Cost: 5 credits per request

Request

curl -X POST https://www.webglean.com/v1/extract \
  -H "Authorization: Bearer wg_your_key" \
  -H "Content-Type: application/json" \
  -d '{
    "url": "https://news.ycombinator.com",
    "schema": {
      "stories": [{ "title": "string", "points": "number", "url": "string" }]
    },
    "prompt": "Extract the top stories from the page"
  }'

Body parameters

Parameter	Type	Default	Description
`url`	string	required	The URL to scrape and extract from
`schema`	object	required	JSON schema describing the structure you want
`prompt`	string	optional	Natural language instruction for the AI

Schema format

The schema is a plain JSON object describing the shape of data you want back.
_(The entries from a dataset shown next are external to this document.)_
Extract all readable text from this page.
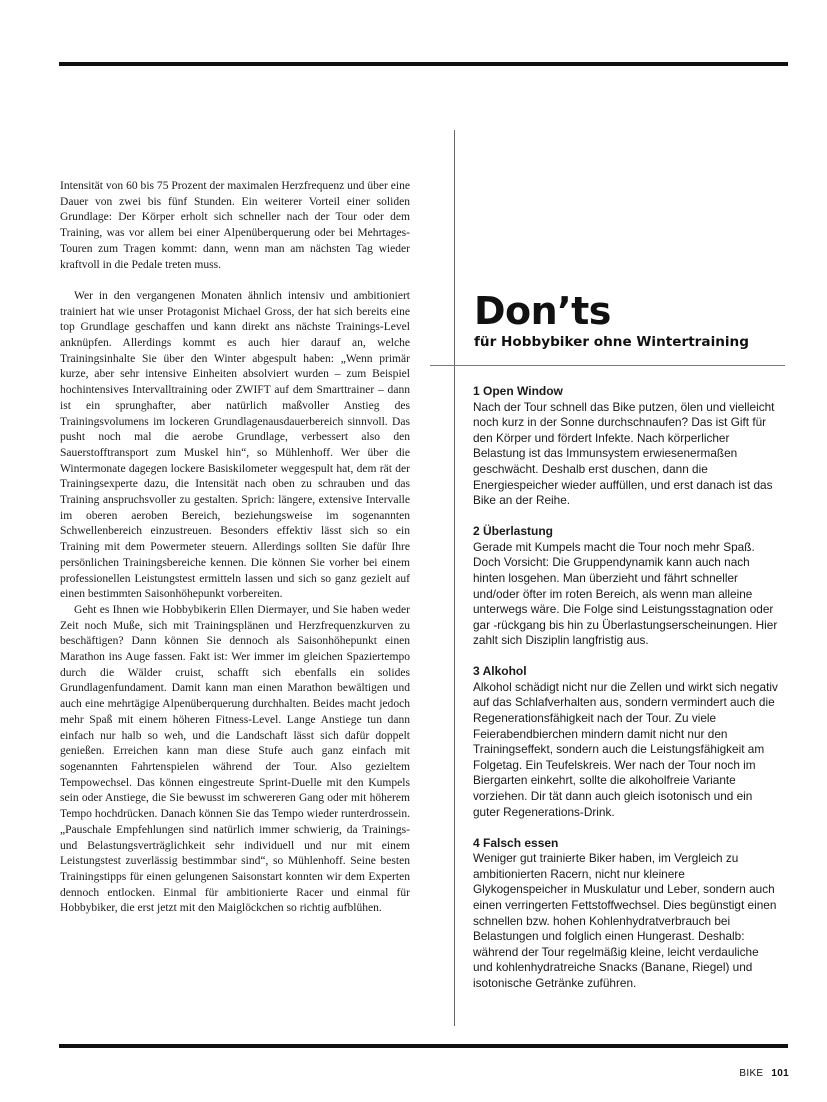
Intensität von 60 bis 75 Prozent der maximalen Herzfrequenz und über eine Dauer von zwei bis fünf Stunden. Ein weiterer Vorteil einer soliden Grundlage: Der Körper erholt sich schneller nach der Tour oder dem Training, was vor allem bei einer Alpenüberquerung oder bei Mehrtages-Touren zum Tragen kommt: dann, wenn man am nächsten Tag wieder kraftvoll in die Pedale treten muss.

Wer in den vergangenen Monaten ähnlich intensiv und ambitioniert trainiert hat wie unser Protagonist Michael Gross, der hat sich bereits eine top Grundlage geschaffen und kann direkt ans nächste Trainings-Level anknüpfen. Allerdings kommt es auch hier darauf an, welche Trainingsinhalte Sie über den Winter abgespult haben: „Wenn primär kurze, aber sehr intensive Einheiten absolviert wurden – zum Beispiel hochintensives Intervalltraining oder ZWIFT auf dem Smarttrainer – dann ist ein sprunghafter, aber natürlich maßvoller Anstieg des Trainingsvolumens im lockeren Grundlagenausdauerbereich sinnvoll. Das pusht noch mal die aerobe Grundlage, verbessert also den Sauerstofftransport zum Muskel hin“, so Mühlenhoff. Wer über die Wintermonate dagegen lockere Basiskilometer weggespult hat, dem rät der Trainingsexperte dazu, die Intensität nach oben zu schrauben und das Training anspruchsvoller zu gestalten. Sprich: längere, extensive Intervalle im oberen aeroben Bereich, beziehungsweise im sogenannten Schwellenbereich einzustreuen. Besonders effektiv lässt sich so ein Training mit dem Powermeter steuern. Allerdings sollten Sie dafür Ihre persönlichen Trainingsbereiche kennen. Die können Sie vorher bei einem professionellen Leistungstest ermitteln lassen und sich so ganz gezielt auf einen bestimmten Saisonhöhepunkt vorbereiten.

Geht es Ihnen wie Hobbybikerin Ellen Diermayer, und Sie haben weder Zeit noch Muße, sich mit Trainingsplänen und Herzfrequenzkurven zu beschäftigen? Dann können Sie dennoch als Saisonhöhepunkt einen Marathon ins Auge fassen. Fakt ist: Wer immer im gleichen Spaziertempo durch die Wälder cruist, schafft sich ebenfalls ein solides Grundlagenfundament. Damit kann man einen Marathon bewältigen und auch eine mehrtägige Alpenüberquerung durchhalten. Beides macht jedoch mehr Spaß mit einem höheren Fitness-Level. Lange Anstiege tun dann einfach nur halb so weh, und die Landschaft lässt sich dafür doppelt genießen. Erreichen kann man diese Stufe auch ganz einfach mit sogenannten Fahrtenspielen während der Tour. Also gezieltem Tempowechsel. Das können eingestreute Sprint-Duelle mit den Kumpels sein oder Anstiege, die Sie bewusst im schwereren Gang oder mit höherem Tempo hochdrücken. Danach können Sie das Tempo wieder runterdrossein. „Pauschale Empfehlungen sind natürlich immer schwierig, da Trainings- und Belastungsverträglichkeit sehr individuell und nur mit einem Leistungstest zuverlässig bestimmbar sind“, so Mühlenhoff. Seine besten Trainingstipps für einen gelungenen Saisonstart konnten wir dem Experten dennoch entlocken. Einmal für ambitionierte Racer und einmal für Hobbybiker, die erst jetzt mit den Maiglöckchen so richtig aufblühen.

Don’ts
für Hobbybiker ohne Wintertraining
1 Open Window

Nach der Tour schnell das Bike putzen, ölen und vielleicht noch kurz in der Sonne durchschnaufen? Das ist Gift für den Körper und fördert Infekte. Nach körperlicher Belastung ist das Immunsystem erwiesenermaßen geschwächt. Deshalb erst duschen, dann die Energiespeicher wieder auffüllen, und erst danach ist das Bike an der Reihe.

2 Überlastung

Gerade mit Kumpels macht die Tour noch mehr Spaß. Doch Vorsicht: Die Gruppendynamik kann auch nach hinten losgehen. Man überzieht und fährt schneller und/oder öfter im roten Bereich, als wenn man alleine unterwegs wäre. Die Folge sind Leistungsstagnation oder gar -rückgang bis hin zu Überlastungserscheinungen. Hier zahlt sich Disziplin langfristig aus.

3 Alkohol

Alkohol schädigt nicht nur die Zellen und wirkt sich negativ auf das Schlafverhalten aus, sondern vermindert auch die Regenerationsfähigkeit nach der Tour. Zu viele Feierabendbierchen mindern damit nicht nur den Trainingseffekt, sondern auch die Leistungsfähigkeit am Folgetag. Ein Teufelskreis. Wer nach der Tour noch im Biergarten einkehrt, sollte die alkoholfreie Variante vorziehen. Dir tät dann auch gleich isotonisch und ein guter Regenerations-Drink.

4 Falsch essen

Weniger gut trainierte Biker haben, im Vergleich zu ambitionierten Racern, nicht nur kleinere Glykogenspeicher in Muskulatur und Leber, sondern auch einen verringerten Fettstoffwechsel. Dies begünstigt einen schnellen bzw. hohen Kohlenhydratverbrauch bei Belastungen und folglich einen Hungerast. Deshalb: während der Tour regelmäßig kleine, leicht verdauliche und kohlenhydratreiche Snacks (Banane, Riegel) und isotonische Getränke zuführen.

BIKE 101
Use primitive types as strings:

{
  "title": "string",
  "price": "number",
  "inStock": "boolean",
  "features": ["string"]
}

Response

{
  "success": true,
  "data": {
    "stories": [
      { "title": "Show HN: I built a web scraper", "points": 342, "url": "https://..." },
      { "title": "Ask HN: Best tools for AI pipelines?", "points": 218, "url": "https://..." }
    ]
  }
}

Use cases

Extract product prices, inventory, and descriptions from e-commerce pages
Pull contact info, bios, or job listings from company pages
Summarize article metadata (author, date, tags, word count)
Parse event details (name, date, location, ticket price)

Errors

Code	Reason
`401`	Invalid API key
`402`	Insufficient credits
`429`	Rate limit exceeded
`400`	Missing or invalid `url`, neither `schema` nor `prompt` provided, or the target domain doesn't exist
`504`	Extraction timed out — try again
`502`	The target site refused the connection, blocked automated access, or had an SSL error
`500`	Extraction failed for another reason